Kapının kenarına yaslanmış, açlıktan ağlayan yavru kedi, kapıyı açmamla beraber ayaklarıma sürünmeye başlamıştı.

"Kıyamam sana nereden çıktın sen?" Yere eğilip onu kucağıma aldım. Yağmurdan ıslanmış tüyleri çamur içinde kalmıştı.

"Gel bakalım karnını doyuralım senin." Kapıyı kapatıp onu içeri aldım. Islanmış ve titreyen bedeniyle bana süründü.

Kaloriferin yanına küçük bir kaseye süt koyarak karnını doyurmasını bekledim.

"Çamur içinde kalmışsın, hemen temizleyelim seni."

Sütünü içtikten sonra onu banyoya alarak güzelce temizledim. Duş alırken biraz huysuzlansada bana karşı gelmemişti. İyice kuruladıktan sonra odamdaki kaloriferin önüne küçük bir örtü serdim.

"Gel bakalım burda uyuyabilirsin." Örtünün üzerine yattığında, uyuyana kadar karnını sevdim. O kadar küçüktü ki örtünün arasında kayboluyordu. Sıcağa alıştığında kendini hemen uykuya teslim etmişti.

Gelen anahtar sesiyle Uygar'ın geldiğini anlamıştım. Hızlı adımlarla aşağı inerek onu karşıladım.

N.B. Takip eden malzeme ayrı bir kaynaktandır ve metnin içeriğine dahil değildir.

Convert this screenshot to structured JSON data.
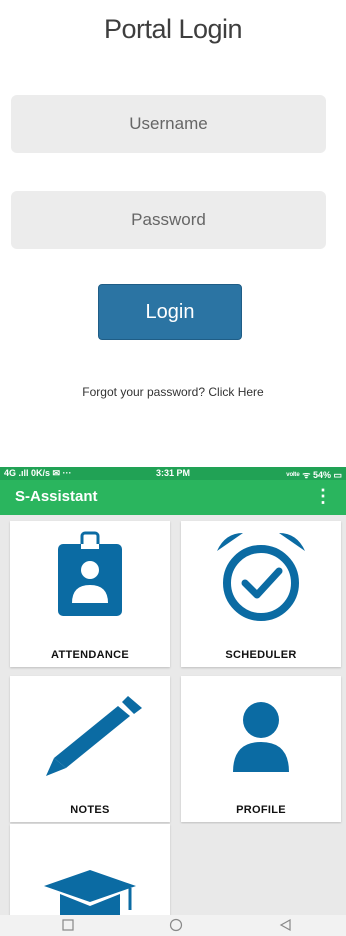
{
  "login": {
    "title": "Portal Login",
    "username_placeholder": "Username",
    "password_placeholder": "Password",
    "login_label": "Login",
    "forgot_text": "Forgot your password? Click Here"
  },
  "status_bar": {
    "left": "4G .ıll 0K/s ✉ ···",
    "time": "3:31 PM",
    "right": "ᵛᵒˡᵗᵉ ᯤ 54% ▭"
  },
  "app_bar": {
    "title": "S-Assistant",
    "menu_icon": "⋮"
  },
  "tiles": [
    {
      "label": "ATTENDANCE",
      "icon": "id-badge-icon"
    },
    {
      "label": "SCHEDULER",
      "icon": "alarm-clock-check-icon"
    },
    {
      "label": "NOTES",
      "icon": "pencil-icon"
    },
    {
      "label": "PROFILE",
      "icon": "person-icon"
    },
    {
      "label": "",
      "icon": "graduation-cap-icon"
    }
  ],
  "colors": {
    "status_bar": "#21a255",
    "app_bar": "#2ab55e",
    "icon_blue": "#0b6ba3",
    "login_button": "#2b74a3"
  }
}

"Sevgilim hoşgeldin." Uzanıp dudağına bir öpücük bıraktığımda afallamıştı.

"Sevgilini özlemişsin galiba." Diyerek kollarını belime sardı. Bende kollarımı boynuna sararak ona baktım.

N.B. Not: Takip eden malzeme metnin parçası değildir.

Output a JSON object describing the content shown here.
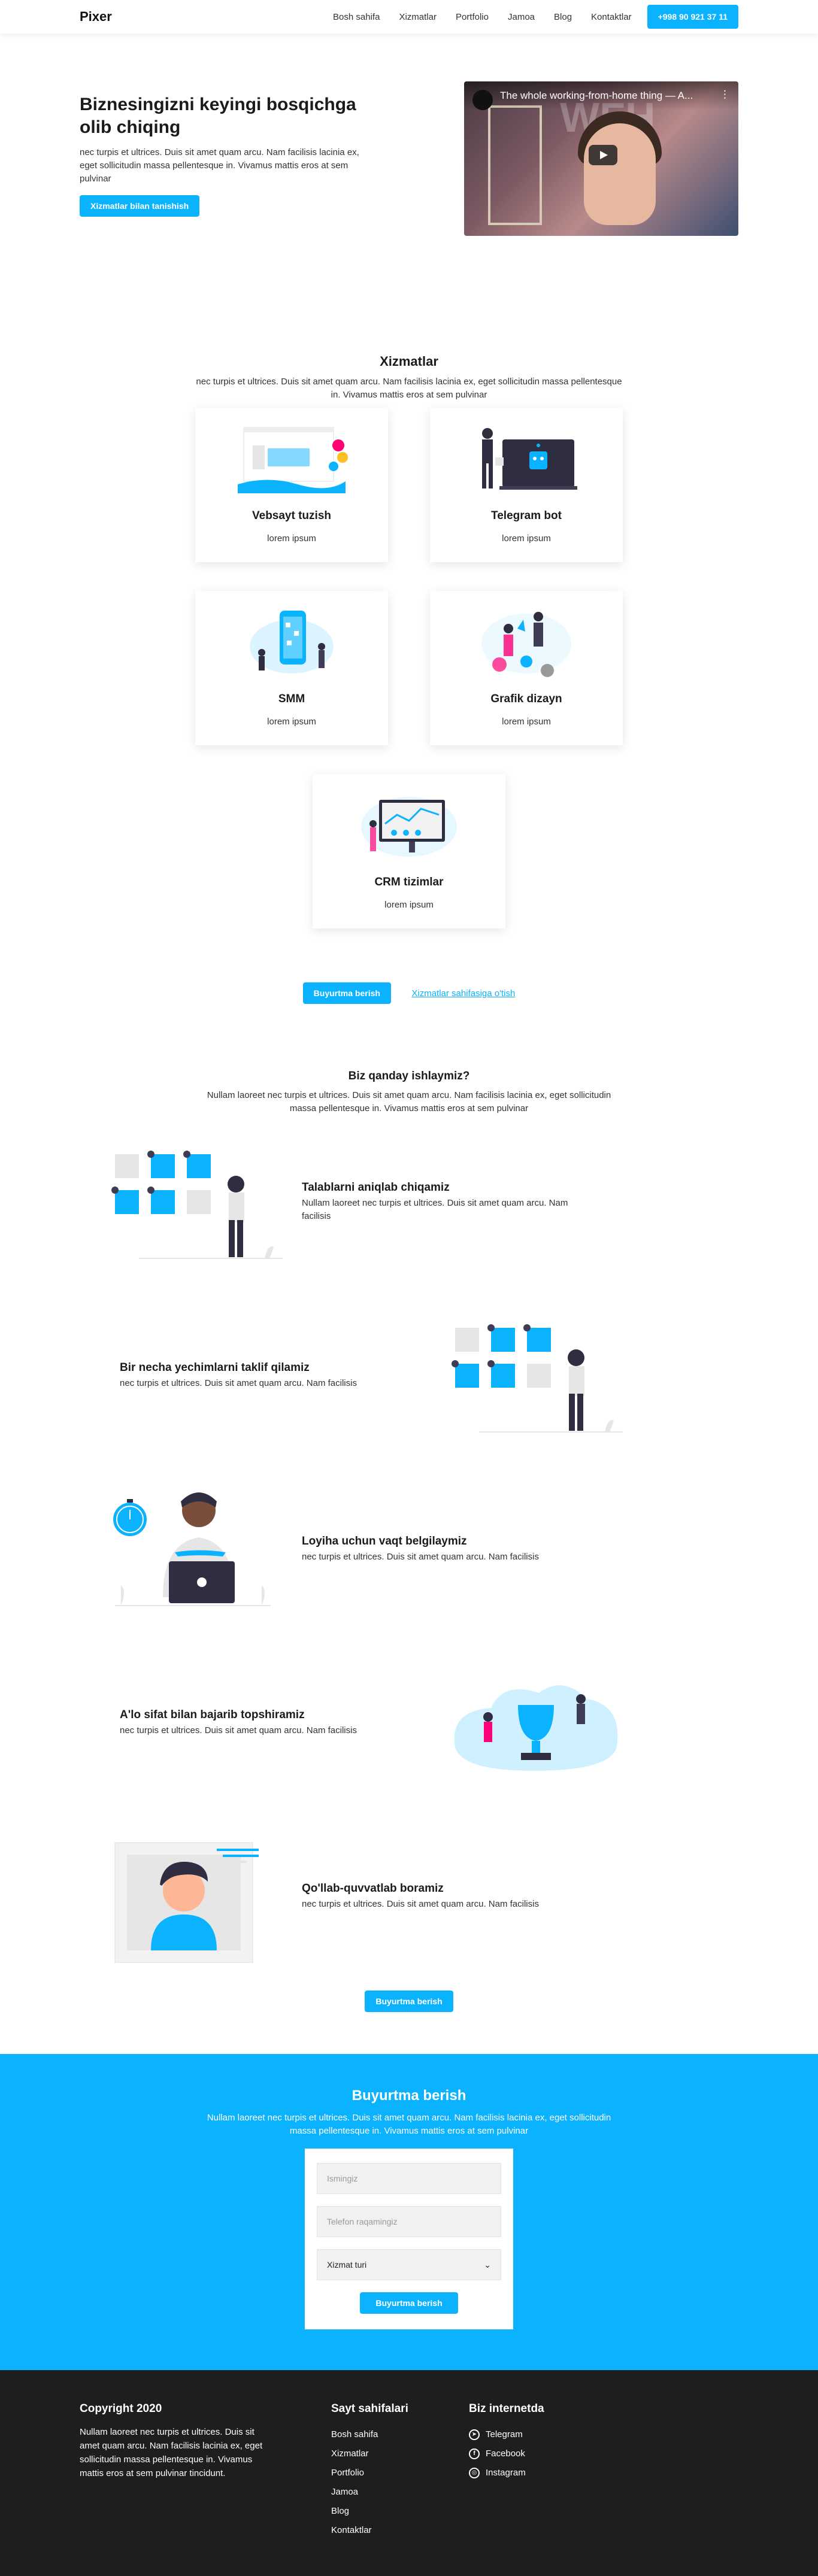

"Küçük bir misafirimiz var. Az önce kapının önünde buldum. Küçük bir yavru kedi." Hevesle ona baktığımda alnıma bir öpücük kondurmuştu.

"Kıyamam sana nasılda mutlu."

"Çok tatlı karnını doyurdum, temizledim. Şimdi uyuyor."

"Bak sen hiç benimle öyle ilgilenmiyorsun küçük hanım." Alaycı ifadesiyle konuştuğunda beni güldürmüştü.

"Yaa kediyle bir mi tutuyorsun kendini?" Beni kendine çekip sımsıkı sarıldığında kokusunu içime çektim.

"Çok özledim."

"Bende seni çok özledim." Kalbim heyecanla attığında alnımı alnına yaslayarak gözlerine baktım. Onunlayken, diğer tüm şeyleri unutuyordum. Kalbim ağzımda atıyordu sanki. Ve bu his gerçekten anlatılamazdı.

~

Ertesi gün Sena'yla buluşup, kendimizi alışverişe kaptırmıştık. Gün boyu avmde deli gibi dolaşıp neredeyse her gördüğümüz şeyi almıştık. Yorulduğumuzu hissettiğimizde kafelerden birine oturarak sipariş verdik.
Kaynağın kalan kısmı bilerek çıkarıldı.